Sales metrics that matter

Sales are a critical component of what makes a company tick and metrics that measure sales performance are used by many organizations. Some companies track sales by category and examine pipeline metrics, sales metrics and win loss ratios. However, while companies may have metrics in place, this doesn’t mean that they are tracking the right metrics or tracking them properly. For example, a company might track days to close a deal, but not think to classify deals by deal size or by vertical, which may be where the real insight lies. Or, a company might track this metric but can’t track it over time. Some companies don’t necessarily even know the right questions to ask, or how to interpret the results.

I recently spoke to LucidEra, a company that specializes in sales analysis. The company targets mid size organizations and provides business intelligence capabilities and best practices to help organizations improve sales effectiveness. Rob Reid, CEO and Ken Rudin, VP of Marketing at LucidEra, explained that the company has compiled numerous metrics and analytics to help provide insight to sales organizations. The company delivers this functionality via a SaaS model. It works like this: LucidEra brings in your company data from a number of sources including (it can actually be installed as a tab in salesforce), Microsoft CRM, Excel, or a custom data source. It then analyzes the data and provides reports, graphs, and other visuals to the end user. Here’s a screen shot of one kind of analysis that examines new versus repeat business:


LucidEra offers a number of prebuilt metrics and dashboards and also allows companies to customize their own analysis. In this example, you can see that sales associated with new business is essentially flat and the revenue associated with this kind of sale is lower than that associated with repeat business. Repeat business, on the other hand, is higher and has a repeated pattern that shows an increase in the 4th quarter. This then begs the questions – what is driving the spike? Can it be used in other quarter? Why is first time business low? You get the idea. Other kinds of analysis include reporting on and analyzing what’s changed in your pipeline, leads analysis, and sales representative performance.

To help companies get started, LucidEra provides a Pipeline Healthcheck service which focuses on identifying trends in key sales metrics, interpreting what the trends mean, and quantifying how changes in those metrics can affect your business. LucidEra will take your sales data and give you an assessment within 48 hours. Some of the topics a Healthcheck includes are:

  • What changes have occurred in your pipeline in the last week, month, quarter, etc?
  • What are the trends across your critical pipeline metrics such as win rate, average deal size, and the average length of your sales cycle?
  • What are the key factors that influence these metrics? For example, how does the length of your sales cycle vary by industry, by lead source, by the size of the deal, etc?
  • What is the likelihood of a deal closing based on the characteristics of the deal, such as whether it’s a new customer or a repeat customer?
  • Which forecasted deals are at risk? For example, which deals are stuck in your pipeline?
  • Where are the characteristics of the deals that you’re most likely to win; that is, what’s your sales “sweet spot”?
  • How do sales reps and regions compare on key metrics such as win rate or deal size, and how is that trending over time? How do these metrics differ based on how long a sales rep has been with your company?
  • What is the quality of your sales data, and what key information is missing which would give you valuable insight into your pipeline, sales people, or sale process?

The upshot?

I’m a big believer in asking meaningful questions about data and interpreting it properly.

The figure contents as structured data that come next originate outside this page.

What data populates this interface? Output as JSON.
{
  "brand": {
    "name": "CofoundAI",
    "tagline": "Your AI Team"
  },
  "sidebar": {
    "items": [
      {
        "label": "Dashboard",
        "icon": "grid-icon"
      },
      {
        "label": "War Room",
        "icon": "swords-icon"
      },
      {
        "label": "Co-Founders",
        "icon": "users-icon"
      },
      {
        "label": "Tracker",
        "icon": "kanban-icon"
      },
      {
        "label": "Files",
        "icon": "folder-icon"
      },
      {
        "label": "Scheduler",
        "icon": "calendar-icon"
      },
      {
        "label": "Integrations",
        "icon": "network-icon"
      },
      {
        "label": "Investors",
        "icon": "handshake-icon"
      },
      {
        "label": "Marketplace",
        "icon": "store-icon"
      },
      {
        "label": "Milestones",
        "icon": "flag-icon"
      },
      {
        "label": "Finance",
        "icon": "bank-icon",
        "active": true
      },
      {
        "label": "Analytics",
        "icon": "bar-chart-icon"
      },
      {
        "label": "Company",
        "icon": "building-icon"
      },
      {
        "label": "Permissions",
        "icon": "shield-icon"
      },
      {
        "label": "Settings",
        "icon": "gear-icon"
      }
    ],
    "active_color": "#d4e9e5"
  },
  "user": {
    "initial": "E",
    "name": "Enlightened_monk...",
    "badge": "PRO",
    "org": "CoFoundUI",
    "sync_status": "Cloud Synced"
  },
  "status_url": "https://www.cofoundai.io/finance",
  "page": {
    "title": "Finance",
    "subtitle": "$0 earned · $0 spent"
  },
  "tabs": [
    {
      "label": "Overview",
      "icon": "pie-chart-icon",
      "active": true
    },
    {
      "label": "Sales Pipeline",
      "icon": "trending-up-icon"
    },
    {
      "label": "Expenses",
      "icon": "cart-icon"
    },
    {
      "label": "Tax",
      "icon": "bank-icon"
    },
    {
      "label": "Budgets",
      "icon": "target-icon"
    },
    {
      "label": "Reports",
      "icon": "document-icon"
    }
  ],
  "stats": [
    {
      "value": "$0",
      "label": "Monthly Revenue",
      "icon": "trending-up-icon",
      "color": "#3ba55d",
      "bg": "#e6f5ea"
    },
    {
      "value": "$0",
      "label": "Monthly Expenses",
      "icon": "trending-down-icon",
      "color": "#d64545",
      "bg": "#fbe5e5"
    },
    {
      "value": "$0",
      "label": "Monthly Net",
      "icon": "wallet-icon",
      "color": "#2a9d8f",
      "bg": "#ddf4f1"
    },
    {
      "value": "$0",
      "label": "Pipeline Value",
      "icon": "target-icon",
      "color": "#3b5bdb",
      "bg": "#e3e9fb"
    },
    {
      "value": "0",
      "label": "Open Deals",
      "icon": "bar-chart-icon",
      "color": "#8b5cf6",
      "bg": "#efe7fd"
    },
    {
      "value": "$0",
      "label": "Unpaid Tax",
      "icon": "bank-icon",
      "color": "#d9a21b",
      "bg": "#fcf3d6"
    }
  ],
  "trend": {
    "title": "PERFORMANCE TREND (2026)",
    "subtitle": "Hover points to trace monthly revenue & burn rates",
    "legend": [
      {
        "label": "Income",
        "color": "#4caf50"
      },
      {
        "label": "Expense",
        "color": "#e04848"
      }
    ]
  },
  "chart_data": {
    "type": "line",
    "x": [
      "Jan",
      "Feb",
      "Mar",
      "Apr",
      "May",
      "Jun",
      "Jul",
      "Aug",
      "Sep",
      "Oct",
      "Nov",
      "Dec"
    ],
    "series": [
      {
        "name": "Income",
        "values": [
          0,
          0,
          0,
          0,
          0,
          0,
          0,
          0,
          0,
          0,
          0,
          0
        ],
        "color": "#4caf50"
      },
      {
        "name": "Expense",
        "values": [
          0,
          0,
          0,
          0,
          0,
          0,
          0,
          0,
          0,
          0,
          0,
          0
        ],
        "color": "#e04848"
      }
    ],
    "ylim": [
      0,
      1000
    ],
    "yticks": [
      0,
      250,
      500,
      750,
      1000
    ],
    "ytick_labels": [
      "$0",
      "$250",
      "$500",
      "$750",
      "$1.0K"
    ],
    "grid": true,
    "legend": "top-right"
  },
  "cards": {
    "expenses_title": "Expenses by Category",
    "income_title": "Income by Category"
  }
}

Sometimes, companies have good intentions – like analyzing sales data – but don’t know the right questions to ask. They may have the data at their fingertips, but this doesn’t help if they can’t effectively analyze it. Don’t get me wrong, I’m not saying that making BI more accessible is a bad thing. My point is that it does take some talent, however, to ask the right questions and interpret the results. Companies like LucidEra that provide a best practice approach in a useable way can help organizations that are struggling to figure out what all of their data means.

Metrics that matter actually do matter.